School of Health and Community Studies, University of Derby, Derby

Nadina Lincoln

University of Nottingham, Nottingham, UK

Objective: To evaluate the effects of an education programme in improving adherence with joint protection by people with rheumatoid arthritis (RA).

Design: A repeated measures design. Subjects were assessed at six weeks and one week before and six and twelve weeks after education.

Setting: Rheumatology unit in a large district general hospital.

Subjects: Twenty-one people diagnosed with RA (mean age 48.95 years (SD 12.54) and disease duration of 6.43 years (SD 7.7)).

Intervention: An 8-hour arthritis education programme delivered over four sessions, including two hours of joint protection education designed to be typical of current UK practice.

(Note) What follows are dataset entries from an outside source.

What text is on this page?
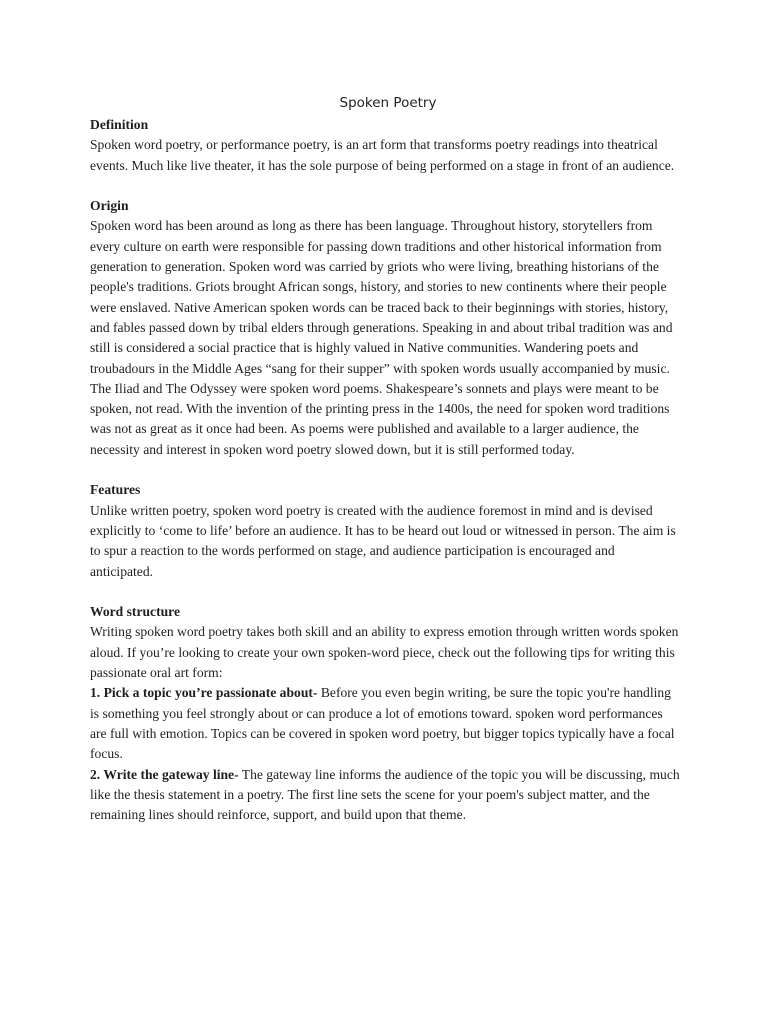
Spoken Poetry

Definition

Spoken word poetry, or performance poetry, is an art form that transforms poetry readings into theatrical events. Much like live theater, it has the sole purpose of being performed on a stage in front of an audience.

Origin

Spoken word has been around as long as there has been language. Throughout history, storytellers from every culture on earth were responsible for passing down traditions and other historical information from generation to generation. Spoken word was carried by griots who were living, breathing historians of the people's traditions. Griots brought African songs, history, and stories to new continents where their people were enslaved. Native American spoken words can be traced back to their beginnings with stories, history, and fables passed down by tribal elders through generations. Speaking in and about tribal tradition was and still is considered a social practice that is highly valued in Native communities. Wandering poets and troubadours in the Middle Ages “sang for their supper” with spoken words usually accompanied by music. The Iliad and The Odyssey were spoken word poems. Shakespeare’s sonnets and plays were meant to be spoken, not read. With the invention of the printing press in the 1400s, the need for spoken word traditions was not as great as it once had been. As poems were published and available to a larger audience, the necessity and interest in spoken word poetry slowed down, but it is still performed today.

Features

Unlike written poetry, spoken word poetry is created with the audience foremost in mind and is devised explicitly to ‘come to life’ before an audience. It has to be heard out loud or witnessed in person. The aim is to spur a reaction to the words performed on stage, and audience participation is encouraged and anticipated.

Word structure

Writing spoken word poetry takes both skill and an ability to express emotion through written words spoken aloud. If you’re looking to create your own spoken-word piece, check out the following tips for writing this passionate oral art form:

1. Pick a topic you’re passionate about- Before you even begin writing, be sure the topic you're handling is something you feel strongly about or can produce a lot of emotions toward. spoken word performances are full with emotion. Topics can be covered in spoken word poetry, but bigger topics typically have a focal focus.

2. Write the gateway line- The gateway line informs the audience of the topic you will be discussing, much like the thesis statement in a poetry. The first line sets the scene for your poem's subject matter, and the remaining lines should reinforce, support, and build upon that theme.
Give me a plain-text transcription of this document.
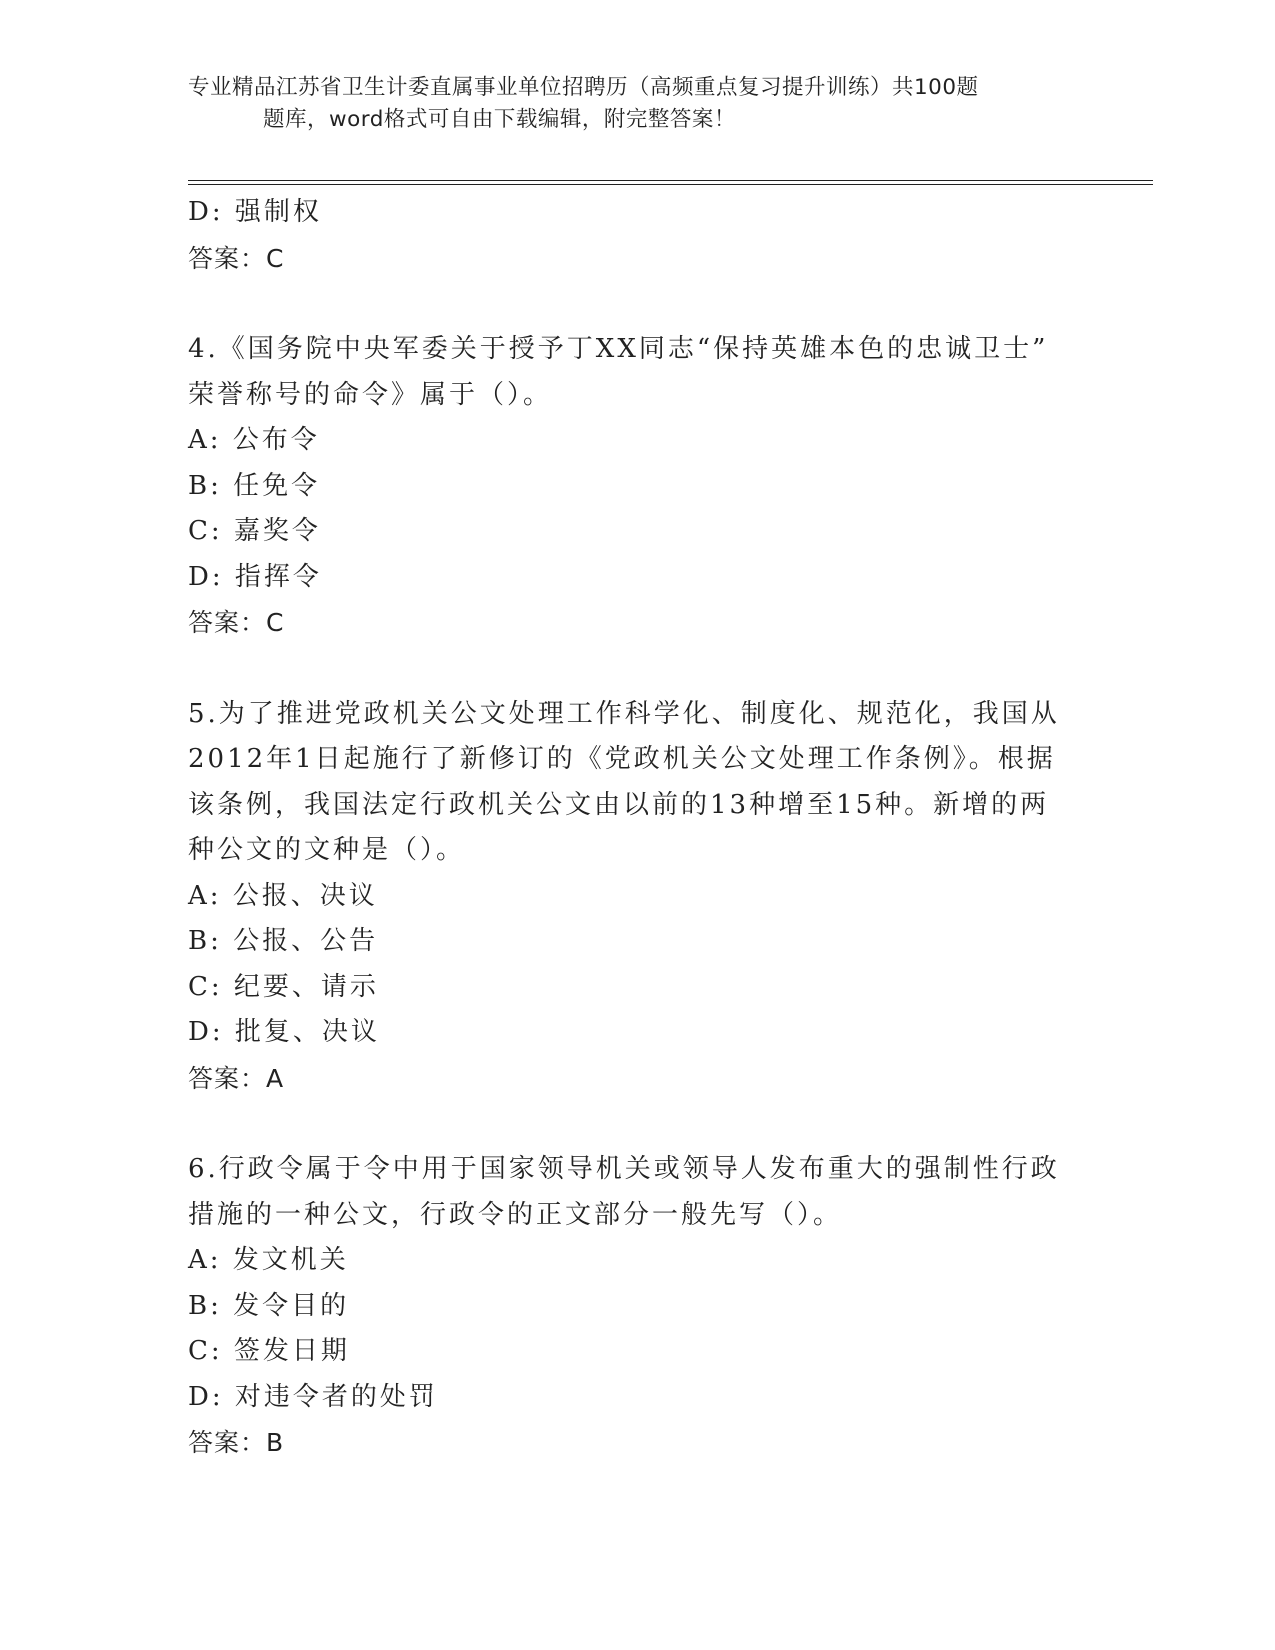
专业精品江苏省卫生计委直属事业单位招聘历（高频重点复习提升训练）共100题
题库，word格式可自由下载编辑，附完整答案！
D: 强制权
答案：C
4.《国务院中央军委关于授予丁XX同志“保持英雄本色的忠诚卫士”
荣誉称号的命令》属于（）。
A: 公布令
B: 任免令
C: 嘉奖令
D: 指挥令
答案：C
5.为了推进党政机关公文处理工作科学化、制度化、规范化，我国从
2012年1日起施行了新修订的《党政机关公文处理工作条例》。根据
该条例，我国法定行政机关公文由以前的13种增至15种。新增的两
种公文的文种是（）。
A: 公报、决议
B: 公报、公告
C: 纪要、请示
D: 批复、决议
答案：A
6.行政令属于令中用于国家领导机关或领导人发布重大的强制性行政
措施的一种公文，行政令的正文部分一般先写（）。
A: 发文机关
B: 发令目的
C: 签发日期
D: 对违令者的处罚
答案：B
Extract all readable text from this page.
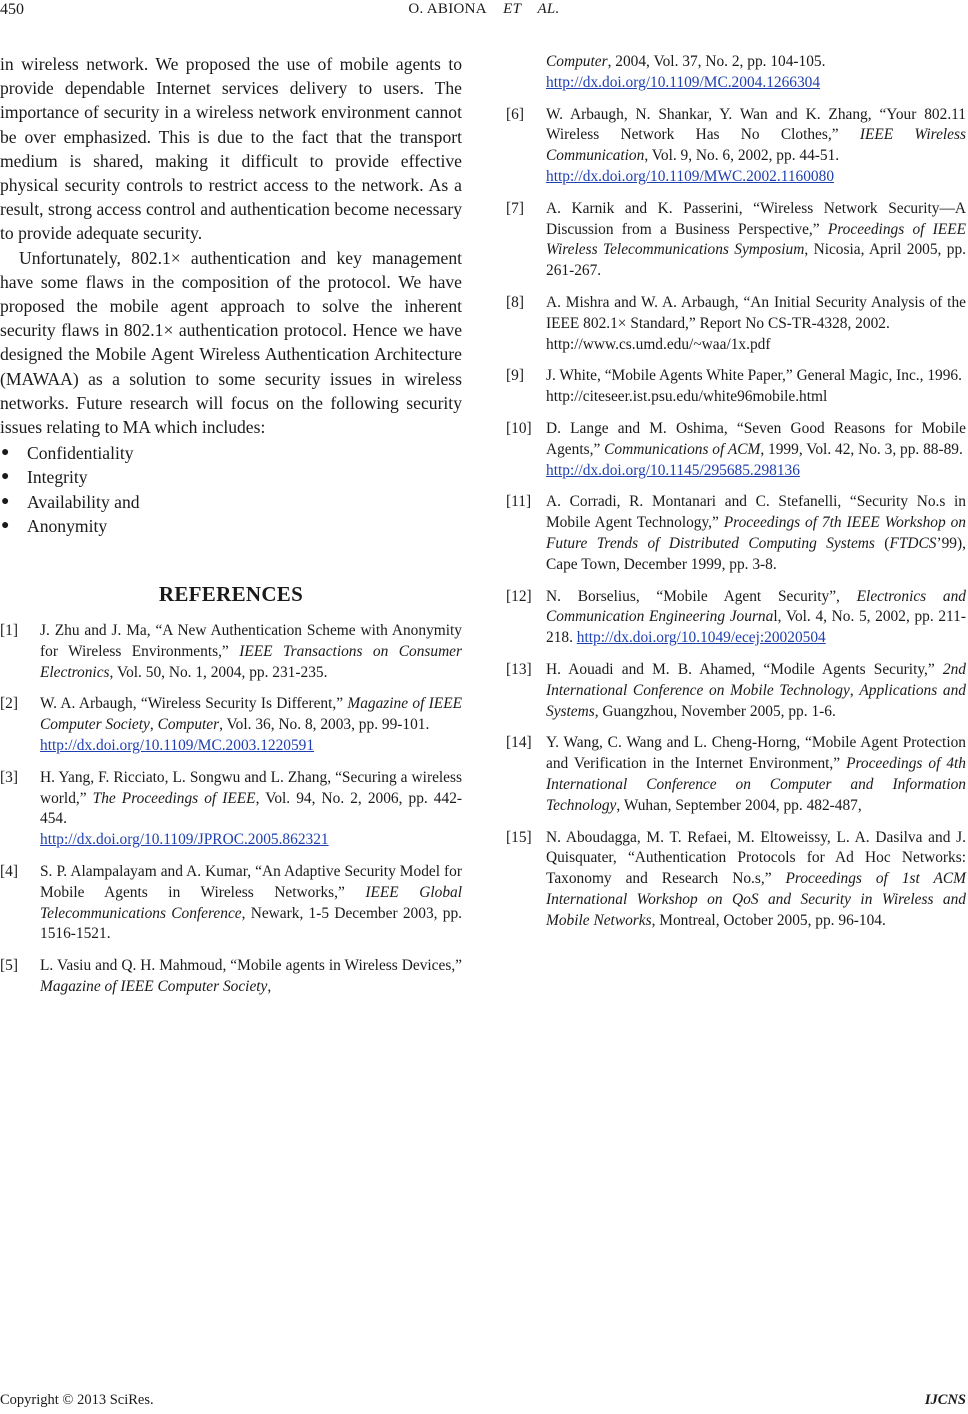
450	O. ABIONA ET AL.

in wireless network. We proposed the use of mobile agents to provide dependable Internet services delivery to users. The importance of security in a wireless network environment cannot be over emphasized. This is due to the fact that the transport medium is shared, making it difficult to provide effective physical security controls to restrict access to the network. As a result, strong access control and authentication become necessary to provide adequate security.

Unfortunately, 802.1× authentication and key management have some flaws in the composition of the protocol. We have proposed the mobile agent approach to solve the inherent security flaws in 802.1× authentication protocol. Hence we have designed the Mobile Agent Wireless Authentication Architecture (MAWAA) as a solution to some security issues in wireless networks. Future research will focus on the following security issues relating to MA which includes:

● Confidentiality
● Integrity
● Availability and
● Anonymity
REFERENCES
[1]	J. Zhu and J. Ma, “A New Authentication Scheme with Anonymity for Wireless Environments,” IEEE Transactions on Consumer Electronics, Vol. 50, No. 1, 2004, pp. 231-235.
[2]	W. A. Arbaugh, “Wireless Security Is Different,” Magazine of IEEE Computer Society, Computer, Vol. 36, No. 8, 2003, pp. 99-101.
http://dx.doi.org/10.1109/MC.2003.1220591
[3]	H. Yang, F. Ricciato, L. Songwu and L. Zhang, “Securing a wireless world,” The Proceedings of IEEE, Vol. 94, No. 2, 2006, pp. 442-454.
http://dx.doi.org/10.1109/JPROC.2005.862321
[4]	S. P. Alampalayam and A. Kumar, “An Adaptive Security Model for Mobile Agents in Wireless Networks,” IEEE Global Telecommunications Conference, Newark, 1-5 December 2003, pp. 1516-1521.
[5]	L. Vasiu and Q. H. Mahmoud, “Mobile agents in Wireless Devices,” Magazine of IEEE Computer Society,
Computer, 2004, Vol. 37, No. 2, pp. 104-105.
http://dx.doi.org/10.1109/MC.2004.1266304
[6]	W. Arbaugh, N. Shankar, Y. Wan and K. Zhang, “Your 802.11 Wireless Network Has No Clothes,” IEEE Wireless Communication, Vol. 9, No. 6, 2002, pp. 44-51.
http://dx.doi.org/10.1109/MWC.2002.1160080
[7]	A. Karnik and K. Passerini, “Wireless Network Security—A Discussion from a Business Perspective,” Proceedings of IEEE Wireless Telecommunications Symposium, Nicosia, April 2005, pp. 261-267.
[8]	A. Mishra and W. A. Arbaugh, “An Initial Security Analysis of the IEEE 802.1× Standard,” Report No CS-TR-4328, 2002.
http://www.cs.umd.edu/~waa/1x.pdf
[9]	J. White, “Mobile Agents White Paper,” General Magic, Inc., 1996.
http://citeseer.ist.psu.edu/white96mobile.html
[10] D. Lange and M. Oshima, “Seven Good Reasons for Mobile Agents,” Communications of ACM, 1999, Vol. 42, No. 3, pp. 88-89.
http://dx.doi.org/10.1145/295685.298136
[11] A. Corradi, R. Montanari and C. Stefanelli, “Security No.s in Mobile Agent Technology,” Proceedings of 7th IEEE Workshop on Future Trends of Distributed Computing Systems (FTDCS’99), Cape Town, December 1999, pp. 3-8.
[12] N. Borselius, “Mobile Agent Security”, Electronics and Communication Engineering Journal, Vol. 4, No. 5, 2002, pp. 211-218. http://dx.doi.org/10.1049/ecej:20020504
[13] H. Aouadi and M. B. Ahamed, “Modile Agents Security,” 2nd International Conference on Mobile Technology, Applications and Systems, Guangzhou, November 2005, pp. 1-6.
[14] Y. Wang, C. Wang and L. Cheng-Horng, “Mobile Agent Protection and Verification in the Internet Environment,” Proceedings of 4th International Conference on Computer and Information Technology, Wuhan, September 2004, pp. 482-487,
[15] N. Aboudagga, M. T. Refaei, M. Eltoweissy, L. A. Dasilva and J. Quisquater, “Authentication Protocols for Ad Hoc Networks: Taxonomy and Research No.s,” Proceedings of 1st ACM International Workshop on QoS and Security in Wireless and Mobile Networks, Montreal, October 2005, pp. 96-104.
Copyright © 2013 SciRes.	IJCNS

Main outcome measures: The Joint Protection Behaviour Assessment (JPBA), an observational assessment of hand joint protection methods used during kitchen activities, to measure adherence with education. Other assessments included a joint protection knowledge questionnaire, hand joint counts, hand pain visual analogue scale, the Health Assessment Questionnaire (HAQ) and HAQ Pain scale to identify any short-term changes in hand pain, pain on activity and functional status. At the beginning and end of the study subjects were interviewed to obtain their self-report of joint protection behaviours and reasons for following or not following the advice given.

Results: Median JPBA scores did not improve pre- to posteducation (18.4% to 23.7%; p= 0.65) and neither did hand joint count, hand pain, HAQ and HAQ Pain scores. However, joint protection knowledge improved significantly (p = 0.01) and the majority of people believed joint protection to be a beneficial strategy. Reasons for not changing behaviour included problems recalling information; joint protection being considered inappropriate as ‘hands were not that bad yet’; lack of skill; and difficulties changing habits.

Conclusion: The joint protection education programme improved knowledge but not use of taught methods. Educational strategies being used by therapists need to be focused on enhancing adherence.